That is the note on which the marrying couple’s vows end… oh yes, not to forget the kiss that binds both partners. But, when either one of the couple dies, the marriage “contract” ends.
However, I’m now referring to debt after death, which can be akin to the kiss of death… this happy couple’s story takes a different turn. It seems death won’t stop the debt collectors; here’s how… Let us say you (alone) signed a contract with a credit card company. Your contract to honor the terms and conditions laid by the credit card issuer does not end when you die (I won’t say “if” because death is inevitable… at least until science defies it, or someone finds the Holy Grail, either of which eventually lead to eternal living), i.e. not legally speaking.
Surprised or shocked? For me it was indignation at these mercenaries. No matter how well you may have fulfilled your end of the contract – until you were alive, your thus far good record is of little consequence… at least not to the credit card issuer, when you’re dead! Rest assured, they won’t come after you, digging up your grave – that won’t serve their purpose; and naturally, they will not grieve the fact that you’re gone – it means a loss of an account to them. But guess what, they will certainly go after your loved ones (survivors, if you will) who are perhaps grieving your death, or just going about their life, because life must go on. Not to pay their condolences, nor to express sympathies, but to chase you for “collections“, these creditors will call your loved ones! You read it right… either they, or their collection agency, will hound your survivors to pay up the balances which you would have owed them (and paid up) if you were still alive. Now again, if it’s a joint account, the “follow-up calls towards collection efforts” may make sense, but what if you were the sole cardholder with no supplementary or add-on names to your card? Is it your survivors’ responsibility to clear your debt/s (whether or not it is affordable to them)? The credit card issuers are not concerned about your death, but are worried about your debt which you failed to pay off – every last penny – before you died.

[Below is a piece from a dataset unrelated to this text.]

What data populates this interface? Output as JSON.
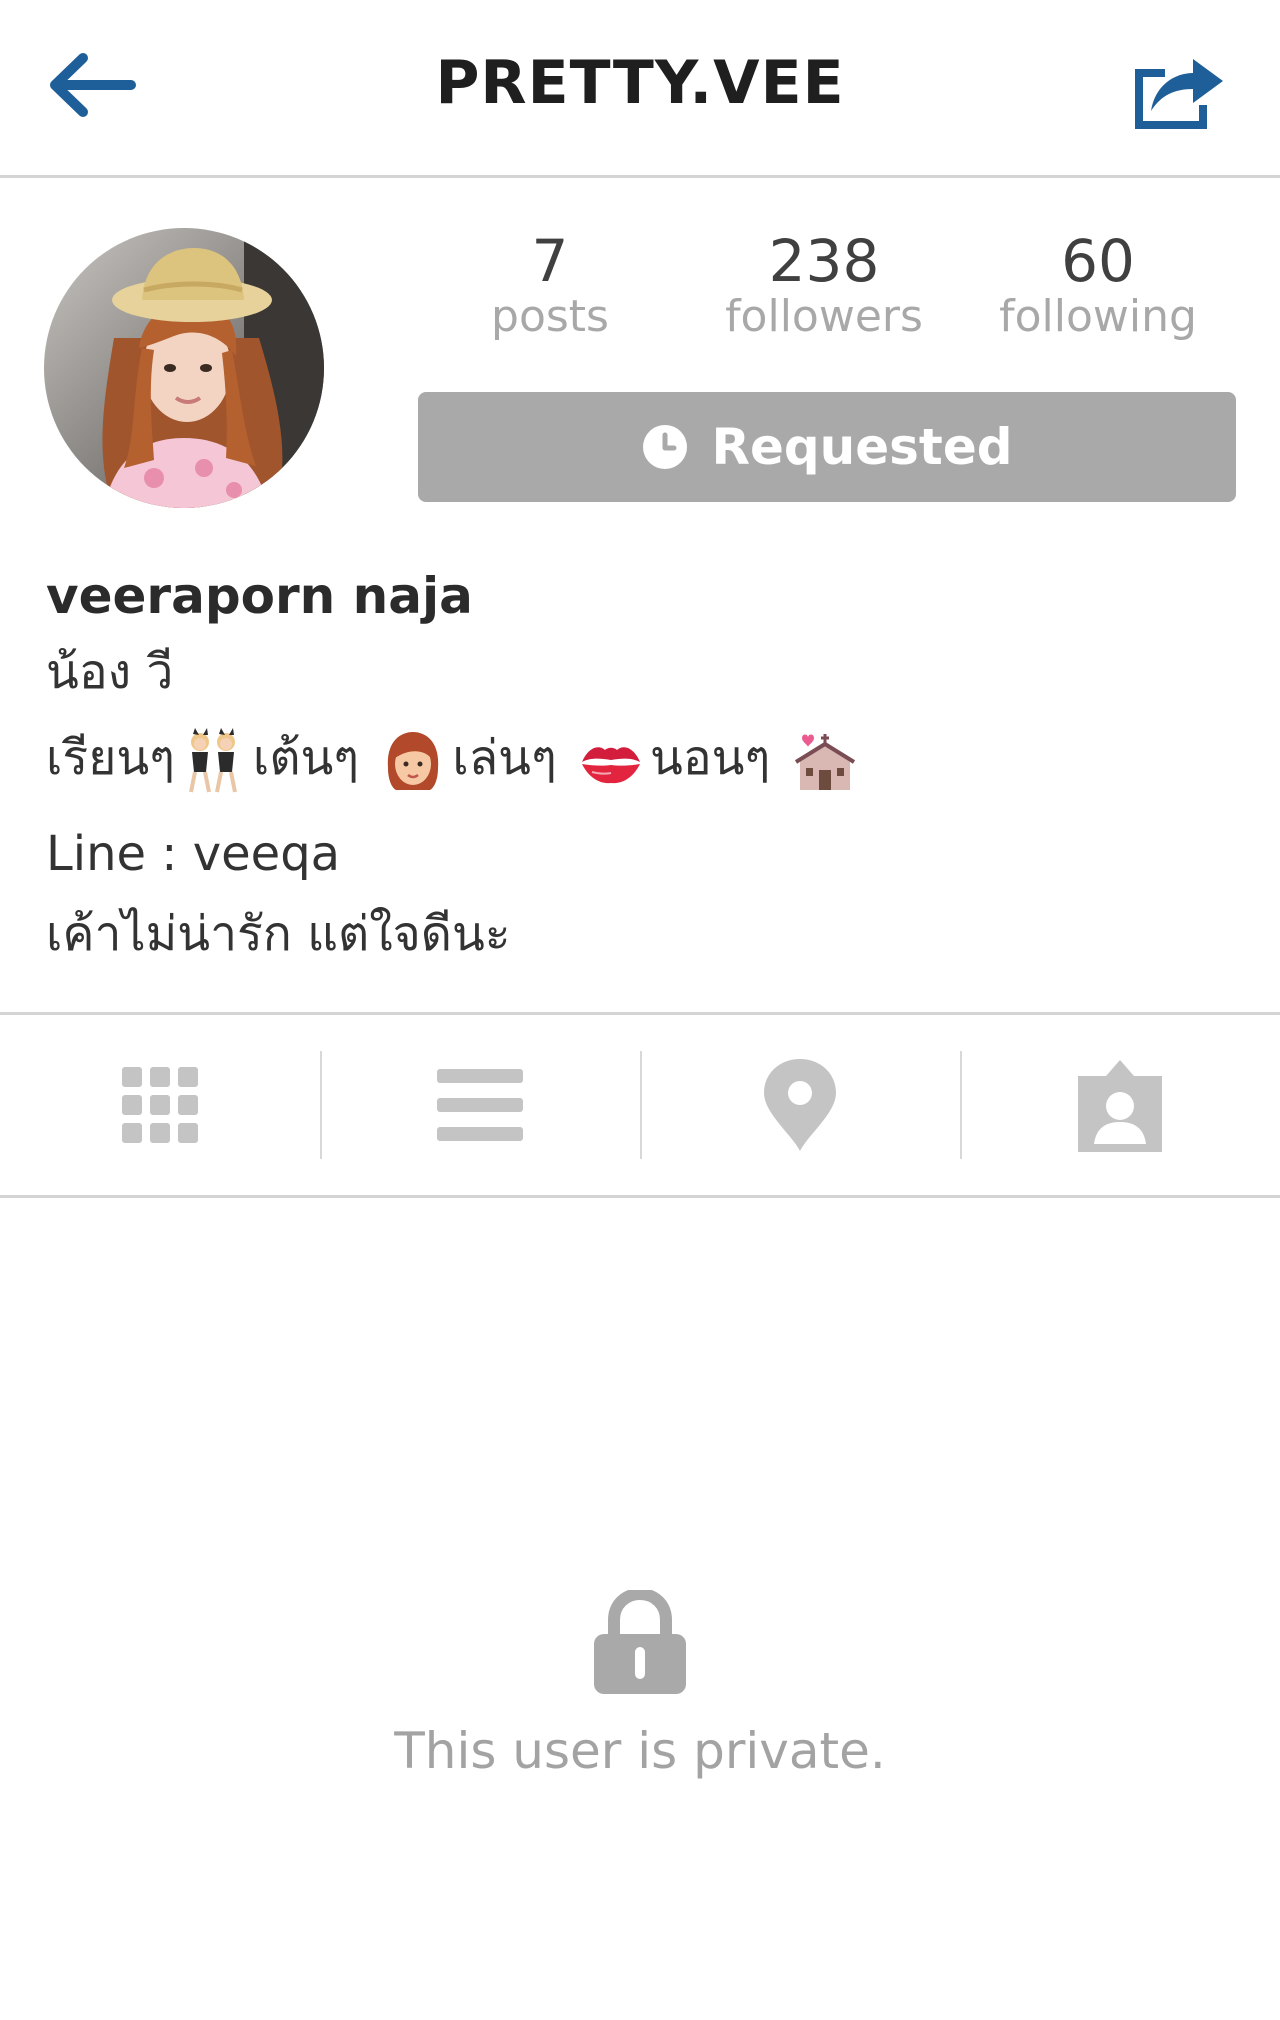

Don’t credit card companies build in the cost of such “untimely” deaths causing “bad debts” in their cost of doing business e.g. interest rates, or late fees, or finance charges… so as to spread it across the board? Just like the insurance companies do something like that in their “pricing of premium/s” (I would guess some kind of averaging is done, based on statistics and such)?
Did this pique your interest? Well, for details on whether or not your survivors are legally bound to pay up, and the psychological mind games credit card companies play, and how they train their call center reps to carry out this nauseating task, read the article along with readers’ comments in The New York Times. It is indeed an eye-opener about what could happen after your eyes shut for the very last time.
It’s ironic that we, the tax-payers, the people, the borrowers must save the financial institutions from dying even after they’ve bungled up while they were alive and kicking… and with their eyes wide open. Although unpalatable, Fed Chairman, Ben S. Bernanke did have a point when he spoke yesterday…
“A.I.G. exploited a huge gap in the regulatory system,” Mr. Bernanke said. “There was no oversight of the financial products division. This was a hedge fund, basically, that was attached to a large and stable insurance company.” And this quasi-hedge fund, Mr. Bernanke went on, to nobody’s surprise, made irresponsible bets and took huge losses.
“We had no choice but to try to stabilize the system because of the implications that the failure would have had for the broad economic system,” he said.